初步有个印象即可,接下来关注函数do_mmap_pgoff,源码如下:

unsigned long do_mmap_pgoff(struct file file, unsigned long addr, unsigned long len, unsigned long prot, unsigned long flags, unsigned long pgoff){ /当提高程的mm/ struct mm_struct mm = current->mm; struct inode inode; unsigned int vm_flags; int error; unsigned long reqprot = prot; / Does the application expect PROT_READ to imply PROT_EXEC? (the exception is when the underlying filesystem is noexec mounted, in which case we dont add PROT_EXEC.) / /是否隐蔽了可实行属性/ if ((prot & PROT_READ) && (current->personality & READ_IMPLIES_EXEC)) if (!(file && (file->f_path.mnt->mnt_flags & MNT_NOEXEC))) prot |= PROT_EXEC; if (!len) return -EINVAL; /判断输入的欲映射的起始地址是否小于最小映射地址,如果小于,将addr修正为最小地址,不过条件是MAP_FIXED旗标没有设置/ if (!(flags & MAP_FIXED)) addr = round_hint_to_min(addr); / Careful about overflows.. / /检测len是否为0/ len = PAGE_ALIGN(len); if (!len) return -ENOMEM; / offset overflow? / /再次检测是否越界/ if ((pgoff + (len >> PAGE_SHIFT)) < pgoff) return -EOVERFLOW; / Too many mappings? / /在一个进程中对付mmap个数是有限定的。

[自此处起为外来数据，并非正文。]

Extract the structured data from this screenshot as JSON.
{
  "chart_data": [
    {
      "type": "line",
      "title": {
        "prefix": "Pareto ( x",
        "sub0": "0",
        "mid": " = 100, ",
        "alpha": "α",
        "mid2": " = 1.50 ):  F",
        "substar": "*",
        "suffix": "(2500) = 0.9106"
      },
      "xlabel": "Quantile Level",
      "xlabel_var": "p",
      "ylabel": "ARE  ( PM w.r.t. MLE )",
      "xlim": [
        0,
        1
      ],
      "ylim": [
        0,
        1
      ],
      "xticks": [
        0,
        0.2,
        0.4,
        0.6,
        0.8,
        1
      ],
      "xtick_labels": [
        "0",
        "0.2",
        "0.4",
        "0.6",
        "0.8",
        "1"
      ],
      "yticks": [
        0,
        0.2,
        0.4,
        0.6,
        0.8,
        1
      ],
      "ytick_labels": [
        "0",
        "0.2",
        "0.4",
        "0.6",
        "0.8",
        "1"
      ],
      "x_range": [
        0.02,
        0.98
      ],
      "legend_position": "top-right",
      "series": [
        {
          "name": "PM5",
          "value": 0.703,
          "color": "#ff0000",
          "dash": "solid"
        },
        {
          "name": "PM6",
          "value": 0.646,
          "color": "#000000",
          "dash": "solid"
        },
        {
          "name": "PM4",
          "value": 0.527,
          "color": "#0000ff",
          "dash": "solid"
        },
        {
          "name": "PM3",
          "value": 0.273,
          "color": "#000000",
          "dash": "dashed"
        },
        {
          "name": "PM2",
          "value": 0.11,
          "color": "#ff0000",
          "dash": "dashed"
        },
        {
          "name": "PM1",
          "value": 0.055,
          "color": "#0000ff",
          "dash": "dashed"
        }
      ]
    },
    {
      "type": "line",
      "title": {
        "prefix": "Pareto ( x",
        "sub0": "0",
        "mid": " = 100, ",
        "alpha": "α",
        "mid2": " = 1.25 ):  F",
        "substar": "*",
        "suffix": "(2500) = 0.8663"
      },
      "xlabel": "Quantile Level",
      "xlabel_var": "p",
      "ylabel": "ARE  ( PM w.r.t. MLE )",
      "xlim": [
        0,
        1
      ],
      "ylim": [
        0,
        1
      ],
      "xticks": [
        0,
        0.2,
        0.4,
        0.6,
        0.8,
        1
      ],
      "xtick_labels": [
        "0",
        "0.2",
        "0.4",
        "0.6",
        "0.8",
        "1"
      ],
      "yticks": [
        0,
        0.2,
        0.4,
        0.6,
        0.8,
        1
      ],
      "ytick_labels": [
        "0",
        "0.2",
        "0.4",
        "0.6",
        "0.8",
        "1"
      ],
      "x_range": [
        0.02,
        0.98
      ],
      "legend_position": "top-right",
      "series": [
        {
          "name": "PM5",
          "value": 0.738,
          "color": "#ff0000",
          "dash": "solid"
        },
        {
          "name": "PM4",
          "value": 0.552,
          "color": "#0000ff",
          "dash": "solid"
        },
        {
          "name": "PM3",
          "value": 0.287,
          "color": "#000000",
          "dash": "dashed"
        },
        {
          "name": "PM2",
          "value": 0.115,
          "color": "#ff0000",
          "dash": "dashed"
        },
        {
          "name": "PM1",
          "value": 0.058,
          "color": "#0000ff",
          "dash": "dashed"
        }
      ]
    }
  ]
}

超出了还是nomem的缺点/ if (mm->map_count > sysctl_max_map_count) return -ENOMEM; / Obtain the address to map to. we verify (or select) it and ensure that it represents a valid section of the address space. //创建新的vma区域之前先要探求一块足够大小的空闲区域,本函数便是用于查找没有映射过的空洞内存区,返回值addr便是这段空洞的起始地址/ addr = get_unmapped_area(file, addr, len, pgoff, flags); if (addr & ~PAGE_MASK) return addr; / Do simple checking here so the lower-level routines won't have to. we assume access permissions have been handled by the open of the memory object, so we don't do any here. / /设置vm_flags,根据传入的port和flags以及mm本身自有的旗标来设置/ vm_flags = calc_vm_prot_bits(prot) | calc_vm_flag_bits(flags) | mm->def_flags | VM_MAYREAD | VM_MAYWRITE | VM_MAYEXEC; /下面两个if是关于锁定的内存的内容,暂不关注/ if (flags & MAP_LOCKED) if (!can_do_mlock()) return -EPERM; / mlock MCL_FUTURE? / if (vm_flags & VM_LOCKED) { unsigned long locked, lock_limit; locked = len >> PAGE_SHIFT; locked += mm->locked_vm; lock_limit = current->signal->rlim[RLIMIT_MEMLOCK].rlim_cur; lock_limit >>= PAGE_SHIFT; if (locked > lock_limit && !capable(CAP_IPC_LOCK)) return -EAGAIN; } /判断是文件映射还是匿名映射,如果是文件映射则赋值inode/ inode = file ? file->f_path.dentry->d_inode : NULL;/对vm_flags进行设置,由参数flags确定vma线性区的flags,是共享还是私有/ /文件映射/ if (file) { switch (flags & MAP_TYPE) { /共享/ case MAP_SHARED: if ((prot&PROT_WRITE) && !(file->f_mode&FMODE_WRITE)) return -EACCES; / Make sure we don't allow writing to an append-only file.. / if (IS_APPEND(inode) && (file->f_mode & FMODE_WRITE)) return -EACCES; / Make sure there are no mandatory locks on the file. / if (locks_verify_locked(inode)) return -EAGAIN; vm_flags |= VM_SHARED | VM_MAYSHARE; if (!(file->f_mode & FMODE_WRITE)) vm_flags &= ~(VM_MAYWRITE | VM_SHARED); / fall through / /私有/ case MAP_PRIVATE: if (!(file->f_mode & FMODE_READ)) return -EACCES; if (file->f_path.mnt->mnt_flags & MNT_NOEXEC) { if (vm_flags & VM_EXEC) return -EPERM; vm_flags &= ~VM_MAYEXEC; } if (!file->f_op || !file->f_op->mmap) return -ENODEV; break; default: return -EINVAL; } } /匿名映射/ else { switch (flags & MAP_TYPE) { /共享,对应共享内存/ case MAP_SHARED: / Ignore pgoff. / pgoff = 0; vm_flags |= VM_SHARED | VM_MAYSHARE; break; /私有/ case MAP_PRIVATE: / Set pgoff according to addr for anon_vma. / pgoff = addr >> PAGE_SHIFT; break; default: return -EINVAL; } } error = security_file_mmap(file, reqprot, prot, flags, addr, 0); if (error) return error; error = ima_file_mmap(file, prot); if (error) return error; /实际创建vma/ return mmap_region(file, addr, len, flags, vm_flags, pgoff);}
这个函数由三部分组成:

1、 找到能否创建符合哀求的vma,该当在哪里创建?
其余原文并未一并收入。